Prof. Dr. med. Stephan Achenbach is Chairman of the Department of Cardiology and Professor of Medicine at the University of Erlangen, Germany.  His main clinical interests and areas of research are cardiac interventions and cardiac imaging with a special focus on computed tomography of the heart and the use of imaging to support coronary and structural interventional procedures.

Stephan Achenbach was the President of the Society of Cardiovascular Computed Tomography from 2005  to 2007, as well as the President of the European Society of Cardiology (ESC) for the mandate 2020 to 2022.

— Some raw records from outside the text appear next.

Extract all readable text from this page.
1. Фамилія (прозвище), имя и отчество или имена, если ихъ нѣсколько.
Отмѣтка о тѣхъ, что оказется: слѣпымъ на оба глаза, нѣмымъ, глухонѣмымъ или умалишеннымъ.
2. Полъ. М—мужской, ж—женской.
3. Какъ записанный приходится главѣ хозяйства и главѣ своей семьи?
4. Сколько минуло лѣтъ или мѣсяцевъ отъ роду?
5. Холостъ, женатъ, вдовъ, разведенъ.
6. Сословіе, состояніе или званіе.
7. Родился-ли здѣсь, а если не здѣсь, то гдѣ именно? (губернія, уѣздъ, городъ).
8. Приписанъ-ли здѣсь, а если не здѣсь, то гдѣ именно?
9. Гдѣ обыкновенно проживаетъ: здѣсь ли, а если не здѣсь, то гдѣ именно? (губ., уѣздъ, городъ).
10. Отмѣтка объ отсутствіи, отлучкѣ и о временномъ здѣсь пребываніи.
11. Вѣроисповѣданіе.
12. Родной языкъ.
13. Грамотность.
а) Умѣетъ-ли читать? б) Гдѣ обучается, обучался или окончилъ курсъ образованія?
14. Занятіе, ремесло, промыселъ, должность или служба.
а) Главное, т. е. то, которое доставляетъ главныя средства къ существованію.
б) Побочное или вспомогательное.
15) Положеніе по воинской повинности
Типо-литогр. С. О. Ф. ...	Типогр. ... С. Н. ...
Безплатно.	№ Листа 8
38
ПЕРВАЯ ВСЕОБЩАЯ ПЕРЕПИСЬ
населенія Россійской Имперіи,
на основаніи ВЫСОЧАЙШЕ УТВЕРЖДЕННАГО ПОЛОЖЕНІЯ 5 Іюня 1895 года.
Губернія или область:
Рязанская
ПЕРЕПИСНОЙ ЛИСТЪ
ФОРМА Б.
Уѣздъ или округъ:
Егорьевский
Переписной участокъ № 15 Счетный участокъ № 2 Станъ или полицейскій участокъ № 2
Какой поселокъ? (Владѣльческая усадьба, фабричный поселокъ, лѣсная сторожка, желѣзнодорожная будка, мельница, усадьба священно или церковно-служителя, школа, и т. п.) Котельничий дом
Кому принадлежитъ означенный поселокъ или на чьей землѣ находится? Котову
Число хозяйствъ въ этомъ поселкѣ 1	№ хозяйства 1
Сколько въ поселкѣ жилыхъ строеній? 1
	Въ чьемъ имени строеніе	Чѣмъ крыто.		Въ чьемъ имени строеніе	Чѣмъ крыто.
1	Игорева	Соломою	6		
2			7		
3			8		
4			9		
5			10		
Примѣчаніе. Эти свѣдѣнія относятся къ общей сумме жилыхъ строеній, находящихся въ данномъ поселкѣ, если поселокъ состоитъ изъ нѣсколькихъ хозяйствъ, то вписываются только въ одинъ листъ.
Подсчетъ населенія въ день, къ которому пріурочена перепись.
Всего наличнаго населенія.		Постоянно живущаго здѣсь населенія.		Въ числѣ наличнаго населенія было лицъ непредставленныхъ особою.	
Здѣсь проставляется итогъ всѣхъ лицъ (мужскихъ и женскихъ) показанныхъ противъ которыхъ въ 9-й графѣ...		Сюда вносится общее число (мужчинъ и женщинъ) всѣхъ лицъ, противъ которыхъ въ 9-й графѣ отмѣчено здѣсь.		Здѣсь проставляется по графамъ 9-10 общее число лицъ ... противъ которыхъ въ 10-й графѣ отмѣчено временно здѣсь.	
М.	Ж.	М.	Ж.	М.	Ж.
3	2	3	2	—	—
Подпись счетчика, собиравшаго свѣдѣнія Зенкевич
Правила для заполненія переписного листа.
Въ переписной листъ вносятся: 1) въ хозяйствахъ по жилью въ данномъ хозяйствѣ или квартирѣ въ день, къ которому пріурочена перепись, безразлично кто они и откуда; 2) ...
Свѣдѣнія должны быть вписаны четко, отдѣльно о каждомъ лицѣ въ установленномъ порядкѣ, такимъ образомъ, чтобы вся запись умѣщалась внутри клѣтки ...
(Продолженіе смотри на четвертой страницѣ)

More patients, older patients: a ticking time bomb

It is important to remember that CVD are diseases of the older age, he argued. “In Germany, for example, there is an exponential increase in the prevalence and number of deaths when age goes beyond 70 in women and 60 in men. CVD in the aging population is exponentially more frequent than in younger cohorts.” The prevalence of valvular heart disease in particular increases exponentially as the population grows older, a trend which is expected to continue over the next decades, with a massive growth in the number of people aged 70 or more. “If there’s an exponential increase of valvular heart disease with age, even a slight increase in the average patient population will lead to a massive increase in the number of patients who will need CVD care. That is something we cannot neglect,” Achenbach said.

The phenomenon is already tangible in hospitals, he added. “You can feel how the number of patients is increasing from year to year. And this is only the beginning.” In a study looking at heart failure (HF) in four million patients between 2004 and 2014 in the UK, researchers observed a two percent increase in HF incidence, a 12 percent increase in annual new diagnoses and a 23 percent increase in HF prevalence, due to the increasing volume of elderly patients. With aging, the number of comorbidities is also increasing. The average number of significant comorbidities in patients with HF was 3.4 in 2004 and 5.4 in 2014. “Comorbidities become more and more frequent because patients are getting older,” he said. “There’s so much we can and should do. But there’s also a problem of resources.”

In Germany, 1.2 million 65 yearold people leave the workforce every year, compared with 750,000 20 year-olds who start working. “The newcomers want a better work life balance than in the past and the boomers who leave the workforce will live longer than ever before,” he said. “We don’t have a solution, but this will be a problem for cardiology and medicine in general.”

Cardiac imaging has a tremendous opportunity to make cardiovascular care more effective and efficient – by helping make more accurate diagnoses and better therapeutic decisions based on imaging findings, and by guiding interventional procedures to ensure their optimal effect and avoid complications, especially in the elderly.

“Along with the changes that AI will bring about in imaging, by relieving imagers from repetitive tasks, and by providing tremendous potential to enhance diagnostic and prognostic accuracy, I expect a massive change from the traditional “diagnostic“ role of cardiac imaging, which will become an essential component of therapeutic management,” he said.

This will be a challenge and come at a cost, he conceded. “Imagers will need to have highly specialized knowledge not only in imaging, but also in disease etiology and therapeutic options. If we want to be valuable as imagers, we have to acquire this knowledge otherwise it’s going to be the interventionist reading the imaging scans and making their own decisions. We really have to keep that in mind,” he concluded.